WHO says it is monitoring a new Covid variant called ‘mu’
The World Health Organization is keeping an eye on a new coronavirus variation known as “mu,” which contains changes that might allow it to bypass protection conferred by a prior Covid-19 infection or vaccine, according to the WHO.
Mu, also known as B.1.621 by scientists, was added to the WHO’s list of variations “of interest” on Aug. 30, according to the WHO’s weekly Covid epidemiology report released late Tuesday.
Because the variation has genetic changes that suggest natural immunity, existing vaccinations and monoclonal antibody therapies may not be as effective against it as they are against the ancestral virus, according to the WHO.
More research is needed to determine whether the mu strain will prove to be more infectious, lethal, or resistant to present vaccinations and therapies.

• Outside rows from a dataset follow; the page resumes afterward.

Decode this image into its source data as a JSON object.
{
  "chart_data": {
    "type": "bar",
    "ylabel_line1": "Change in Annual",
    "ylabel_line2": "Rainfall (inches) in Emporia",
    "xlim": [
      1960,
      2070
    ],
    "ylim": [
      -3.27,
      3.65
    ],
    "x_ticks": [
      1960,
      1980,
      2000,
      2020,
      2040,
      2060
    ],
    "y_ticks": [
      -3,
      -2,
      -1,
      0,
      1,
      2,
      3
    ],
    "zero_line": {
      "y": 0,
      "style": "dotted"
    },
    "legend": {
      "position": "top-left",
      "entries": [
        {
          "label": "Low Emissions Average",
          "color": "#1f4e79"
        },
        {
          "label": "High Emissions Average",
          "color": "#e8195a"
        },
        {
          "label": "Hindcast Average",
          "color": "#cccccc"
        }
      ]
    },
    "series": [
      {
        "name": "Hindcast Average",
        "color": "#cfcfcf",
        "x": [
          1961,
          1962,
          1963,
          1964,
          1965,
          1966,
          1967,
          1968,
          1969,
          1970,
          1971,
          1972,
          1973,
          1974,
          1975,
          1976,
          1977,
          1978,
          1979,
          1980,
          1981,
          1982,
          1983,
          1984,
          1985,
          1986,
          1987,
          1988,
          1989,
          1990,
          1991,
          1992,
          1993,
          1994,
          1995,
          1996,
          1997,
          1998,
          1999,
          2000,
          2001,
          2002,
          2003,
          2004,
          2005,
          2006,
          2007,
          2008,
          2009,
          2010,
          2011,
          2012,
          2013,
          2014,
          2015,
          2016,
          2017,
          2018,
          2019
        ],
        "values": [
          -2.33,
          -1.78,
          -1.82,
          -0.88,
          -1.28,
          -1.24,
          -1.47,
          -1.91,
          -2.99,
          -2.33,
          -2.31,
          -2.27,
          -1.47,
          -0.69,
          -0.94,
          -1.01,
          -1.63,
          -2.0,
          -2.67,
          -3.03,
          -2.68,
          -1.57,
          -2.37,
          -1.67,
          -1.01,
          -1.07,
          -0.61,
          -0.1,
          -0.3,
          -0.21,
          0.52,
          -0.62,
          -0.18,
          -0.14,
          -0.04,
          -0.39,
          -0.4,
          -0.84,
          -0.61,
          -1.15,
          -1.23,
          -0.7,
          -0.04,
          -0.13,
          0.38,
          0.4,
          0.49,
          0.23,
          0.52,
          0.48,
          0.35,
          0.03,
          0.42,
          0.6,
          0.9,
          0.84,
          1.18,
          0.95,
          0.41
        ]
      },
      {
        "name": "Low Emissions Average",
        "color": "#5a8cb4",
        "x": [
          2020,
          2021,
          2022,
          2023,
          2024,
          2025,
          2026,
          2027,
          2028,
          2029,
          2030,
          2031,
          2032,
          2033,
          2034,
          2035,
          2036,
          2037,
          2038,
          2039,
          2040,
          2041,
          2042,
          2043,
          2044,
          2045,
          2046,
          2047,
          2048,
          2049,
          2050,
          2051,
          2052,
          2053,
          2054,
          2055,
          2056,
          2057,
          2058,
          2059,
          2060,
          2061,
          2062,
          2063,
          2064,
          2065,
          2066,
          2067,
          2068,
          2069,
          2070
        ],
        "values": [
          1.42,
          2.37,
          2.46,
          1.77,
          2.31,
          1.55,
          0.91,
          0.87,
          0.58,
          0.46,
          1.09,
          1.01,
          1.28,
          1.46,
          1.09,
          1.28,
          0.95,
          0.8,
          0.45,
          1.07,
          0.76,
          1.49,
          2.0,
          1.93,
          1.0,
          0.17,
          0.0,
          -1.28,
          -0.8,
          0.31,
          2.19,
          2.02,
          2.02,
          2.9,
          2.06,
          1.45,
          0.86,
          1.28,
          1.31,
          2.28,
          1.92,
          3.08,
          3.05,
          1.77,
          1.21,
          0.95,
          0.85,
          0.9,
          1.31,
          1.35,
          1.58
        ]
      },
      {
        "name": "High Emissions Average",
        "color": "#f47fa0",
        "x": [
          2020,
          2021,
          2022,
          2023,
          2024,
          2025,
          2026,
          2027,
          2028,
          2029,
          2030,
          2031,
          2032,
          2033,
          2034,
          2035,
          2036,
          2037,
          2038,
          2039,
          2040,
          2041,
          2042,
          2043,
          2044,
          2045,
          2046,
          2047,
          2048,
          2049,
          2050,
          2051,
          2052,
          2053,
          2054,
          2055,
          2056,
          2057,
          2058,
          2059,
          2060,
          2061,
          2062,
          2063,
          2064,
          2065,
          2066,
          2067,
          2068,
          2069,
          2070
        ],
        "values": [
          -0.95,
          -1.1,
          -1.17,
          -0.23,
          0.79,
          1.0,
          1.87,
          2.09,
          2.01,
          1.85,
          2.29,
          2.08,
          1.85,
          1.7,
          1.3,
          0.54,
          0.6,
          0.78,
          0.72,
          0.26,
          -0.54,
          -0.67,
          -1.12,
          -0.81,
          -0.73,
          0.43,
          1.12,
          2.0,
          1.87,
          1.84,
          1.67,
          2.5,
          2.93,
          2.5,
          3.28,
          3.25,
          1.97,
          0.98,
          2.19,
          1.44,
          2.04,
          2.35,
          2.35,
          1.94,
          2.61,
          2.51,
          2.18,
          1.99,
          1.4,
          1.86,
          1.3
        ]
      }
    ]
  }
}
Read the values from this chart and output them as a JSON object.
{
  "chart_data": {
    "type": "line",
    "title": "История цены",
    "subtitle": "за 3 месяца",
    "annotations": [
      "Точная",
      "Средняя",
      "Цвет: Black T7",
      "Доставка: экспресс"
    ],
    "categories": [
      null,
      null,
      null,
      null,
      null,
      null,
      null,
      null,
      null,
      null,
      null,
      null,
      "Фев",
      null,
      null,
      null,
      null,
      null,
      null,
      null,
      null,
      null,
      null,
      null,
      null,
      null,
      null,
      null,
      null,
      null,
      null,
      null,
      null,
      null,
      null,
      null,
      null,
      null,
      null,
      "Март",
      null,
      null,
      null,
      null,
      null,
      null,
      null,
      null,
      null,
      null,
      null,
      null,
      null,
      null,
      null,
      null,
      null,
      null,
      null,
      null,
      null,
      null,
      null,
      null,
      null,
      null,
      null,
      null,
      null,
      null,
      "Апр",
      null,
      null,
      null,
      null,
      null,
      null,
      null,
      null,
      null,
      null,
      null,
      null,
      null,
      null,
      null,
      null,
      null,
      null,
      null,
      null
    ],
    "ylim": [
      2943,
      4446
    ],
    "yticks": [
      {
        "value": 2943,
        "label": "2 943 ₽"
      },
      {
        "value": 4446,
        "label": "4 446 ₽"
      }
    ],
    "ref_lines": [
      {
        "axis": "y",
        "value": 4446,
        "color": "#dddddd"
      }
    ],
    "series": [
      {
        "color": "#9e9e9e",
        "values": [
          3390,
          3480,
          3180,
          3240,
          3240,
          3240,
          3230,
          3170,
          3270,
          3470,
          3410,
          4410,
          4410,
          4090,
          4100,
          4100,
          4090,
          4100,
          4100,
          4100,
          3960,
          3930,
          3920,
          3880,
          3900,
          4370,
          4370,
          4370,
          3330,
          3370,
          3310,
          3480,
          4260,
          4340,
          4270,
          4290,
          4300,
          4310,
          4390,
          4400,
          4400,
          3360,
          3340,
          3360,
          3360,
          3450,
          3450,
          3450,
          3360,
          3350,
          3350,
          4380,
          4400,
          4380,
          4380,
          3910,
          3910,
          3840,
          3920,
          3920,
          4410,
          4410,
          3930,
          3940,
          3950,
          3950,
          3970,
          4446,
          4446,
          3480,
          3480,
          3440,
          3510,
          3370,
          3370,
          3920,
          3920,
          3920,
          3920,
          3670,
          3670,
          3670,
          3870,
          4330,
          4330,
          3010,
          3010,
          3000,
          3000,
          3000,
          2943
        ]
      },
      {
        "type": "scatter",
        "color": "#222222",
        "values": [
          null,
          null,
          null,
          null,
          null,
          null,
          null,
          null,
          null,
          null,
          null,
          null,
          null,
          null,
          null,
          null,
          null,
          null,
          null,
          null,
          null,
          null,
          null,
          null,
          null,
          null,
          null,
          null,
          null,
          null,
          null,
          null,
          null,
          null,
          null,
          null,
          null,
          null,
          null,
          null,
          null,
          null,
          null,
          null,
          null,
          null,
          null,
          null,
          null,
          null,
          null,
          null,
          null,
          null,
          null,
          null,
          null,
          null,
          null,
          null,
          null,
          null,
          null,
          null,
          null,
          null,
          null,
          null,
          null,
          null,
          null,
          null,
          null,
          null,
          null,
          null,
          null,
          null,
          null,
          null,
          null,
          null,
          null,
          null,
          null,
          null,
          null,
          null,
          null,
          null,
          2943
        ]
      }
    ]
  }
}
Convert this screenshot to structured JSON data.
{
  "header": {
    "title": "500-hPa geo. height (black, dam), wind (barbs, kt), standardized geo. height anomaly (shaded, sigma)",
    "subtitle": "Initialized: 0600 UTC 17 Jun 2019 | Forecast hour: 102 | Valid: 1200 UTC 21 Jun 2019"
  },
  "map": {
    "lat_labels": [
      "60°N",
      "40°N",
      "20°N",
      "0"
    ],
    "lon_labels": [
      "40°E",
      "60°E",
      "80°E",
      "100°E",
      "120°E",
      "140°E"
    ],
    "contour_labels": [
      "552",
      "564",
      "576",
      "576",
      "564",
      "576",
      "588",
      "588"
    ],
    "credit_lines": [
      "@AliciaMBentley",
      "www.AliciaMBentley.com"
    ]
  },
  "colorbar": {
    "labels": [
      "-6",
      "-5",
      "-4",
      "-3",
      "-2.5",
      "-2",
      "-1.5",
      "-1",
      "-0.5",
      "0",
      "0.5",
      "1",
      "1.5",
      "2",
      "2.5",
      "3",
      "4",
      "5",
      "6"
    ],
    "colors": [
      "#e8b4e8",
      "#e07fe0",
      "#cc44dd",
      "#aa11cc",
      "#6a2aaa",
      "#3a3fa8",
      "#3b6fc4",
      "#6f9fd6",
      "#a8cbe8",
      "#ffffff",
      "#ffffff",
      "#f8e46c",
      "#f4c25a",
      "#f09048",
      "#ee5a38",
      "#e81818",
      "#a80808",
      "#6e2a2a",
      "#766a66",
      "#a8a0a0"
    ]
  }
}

In a study released Tuesday, the WHO stated that Mu “features a constellation of mutations that signal potential capabilities of immunological escape.”
“Preliminary findings reported to the Virus Evolution Working Group suggest a decline in neutralization capability of convalescent and vaccination sera equivalent to that observed with the Beta variant, but more research is needed to confirm this,” it said.
According to the WHO, the new variety, mu, was originally detected in Colombia and has now been verified in at least 39 countries. Although the global prevalence of the variation among sequenced cases has decreased to around 0.1 percent, it has continuously grown in Colombia and Ecuador, according to the agency.